Me figuro que si a los chinos, siguiendo el ejemplo de los vascos, se les ocurriera elucubrar para rebajar sus emisiones de CO2, seguro que aducirían que ellos no emiten realmente todo el dióxido de carbono que se les imputa ya que gran parte de lo que generan —incluida la energía necesaria para ello— se debería incorporar a los países que compran sus productos, made in China, al ir la mayoría de sus productos hacia la exportación. Para nosotros sería un problema serio que a las materias primas, los alimentos y los coches que importamos, nos pasaran adosados sus emisiones de CO2. El truco que hacemos para reducir nuestras emisiones es un truco que es demasiado fácil de descubrir.
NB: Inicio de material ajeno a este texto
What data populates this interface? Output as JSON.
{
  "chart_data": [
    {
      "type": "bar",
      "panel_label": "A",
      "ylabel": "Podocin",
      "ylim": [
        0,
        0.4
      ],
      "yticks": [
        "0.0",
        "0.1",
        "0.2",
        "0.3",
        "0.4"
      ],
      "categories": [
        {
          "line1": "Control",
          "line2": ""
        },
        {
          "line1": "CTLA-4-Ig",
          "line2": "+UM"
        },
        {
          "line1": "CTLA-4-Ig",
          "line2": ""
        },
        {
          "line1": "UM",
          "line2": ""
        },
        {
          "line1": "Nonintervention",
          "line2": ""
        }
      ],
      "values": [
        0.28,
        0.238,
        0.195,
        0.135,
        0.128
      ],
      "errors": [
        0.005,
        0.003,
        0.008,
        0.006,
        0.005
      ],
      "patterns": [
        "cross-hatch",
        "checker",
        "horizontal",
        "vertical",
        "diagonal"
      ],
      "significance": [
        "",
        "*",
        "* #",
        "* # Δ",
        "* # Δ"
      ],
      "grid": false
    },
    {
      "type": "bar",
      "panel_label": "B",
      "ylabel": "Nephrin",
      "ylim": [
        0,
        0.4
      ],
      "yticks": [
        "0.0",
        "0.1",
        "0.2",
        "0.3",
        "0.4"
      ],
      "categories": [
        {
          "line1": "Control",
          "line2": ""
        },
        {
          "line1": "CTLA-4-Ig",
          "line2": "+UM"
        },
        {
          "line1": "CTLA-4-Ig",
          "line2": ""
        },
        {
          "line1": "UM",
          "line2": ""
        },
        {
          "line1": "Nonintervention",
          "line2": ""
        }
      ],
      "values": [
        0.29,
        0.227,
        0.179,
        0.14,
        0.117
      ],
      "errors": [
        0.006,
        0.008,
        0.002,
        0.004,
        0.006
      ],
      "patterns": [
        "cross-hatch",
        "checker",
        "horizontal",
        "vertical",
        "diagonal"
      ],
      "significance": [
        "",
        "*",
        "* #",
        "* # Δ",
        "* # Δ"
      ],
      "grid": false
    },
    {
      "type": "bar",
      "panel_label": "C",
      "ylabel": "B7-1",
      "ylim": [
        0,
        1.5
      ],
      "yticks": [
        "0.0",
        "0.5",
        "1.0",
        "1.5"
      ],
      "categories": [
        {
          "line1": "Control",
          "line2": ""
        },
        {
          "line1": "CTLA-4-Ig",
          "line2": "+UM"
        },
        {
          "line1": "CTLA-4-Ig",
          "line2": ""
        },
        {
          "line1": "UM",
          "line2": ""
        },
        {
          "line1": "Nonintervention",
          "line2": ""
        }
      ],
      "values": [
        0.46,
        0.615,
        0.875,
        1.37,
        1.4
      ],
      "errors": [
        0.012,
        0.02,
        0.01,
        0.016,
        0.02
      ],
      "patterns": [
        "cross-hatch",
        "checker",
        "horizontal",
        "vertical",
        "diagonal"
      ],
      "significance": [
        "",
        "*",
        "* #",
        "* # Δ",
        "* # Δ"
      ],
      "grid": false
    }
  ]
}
Cualquier persona poco alertada se dará pronto cuenta de que lo que se trata es de sumar pero nunca de restar. Lo malo que tiene el hacer este tipo de trampas es que, al final, hay que negociarlas con otros actores y decirles que son ellos, y no tú, los que deben quedarse con el marrón y hacer que acepten que emiten más de lo que pensaban. Además, en nuestro caso, es el Estado español, y no la CA de Euskadi, el actor que tiene contraído sus compromisos internacionales para el cumplimiento del Protocolo de Kyoto y, precisamente, es el Estado español el que tendrá que tragarse esta trampa. Como si la UE, el gobierno español y el resto de las comunidades autónomas fueran tontos y no se fueran a dar cuenta.

Por suerte, la medición de emisiones de GEIs es bien clara y no deja lugar a dudas. Debe reflejar lo que cada país emite al año en materia de GEIs. En el interior de cada estado, considero que debería hacerse lo mismo si no queremos entrar en un cálculo de tablas del tipo input-output que demostrarían, tras una absurda, costosa y larga realización, la invalidez de estos engañosos razonamientos.

Otra cosa es que los costes de dichas emisiones se incorporen o no a los precios finales. Por último, señalaré que con trampas como ésta, si se extrapolasen, no tendríamos sino que perder, ya que nos estamos olvidando ingenuamente que, a medida que sube el nivel de vida, también subirían las emisiones de GEIs asociadas y la CAPV tiene los niveles de renta más altos del Estado español.

Desgraciadamente, haciendo trampas la CA de Euskadi no esta sola. Otro tipo de trampa más frecuente es la que utilizan algunas CC.AA. que son fuertemente excedentarias en generación eléctrica y pretenden que las emisiones se atribuyan a las CC:AA. consumidoras. El truco consiste en deducir de las emisiones reales la parte imputable a la generación eléctrica exportada. Lo más curioso es que esta trampa, aunque también burda, haya servido para plantear el 12% o más de participación de renovables en el consumo de energía primaria. ¿Los inspiradores de la trampa vasca habrán bebido de las mismas fuentes?.

Mucho me temo que los que tienen la sartén por el mango se inspiren en lo que es más lógico y que mejor recoge la comprensión del problema tanto en los países como en los mercados internacionales: Que cada palo aguante su vela. El tema es muy serio y si queremos ir adelante en la lucha contra el cambio climático lo peor es auto-engañarnos. En todo momento, hemos de ser conscientes que sólo la verdad nos salvará. Por consiguiente, se debería trabajar con emisiones reales y con balances energéticos reales y no con inventos del TBO, más o menos ingeniosos pero, al fin y al cabo, ficticios.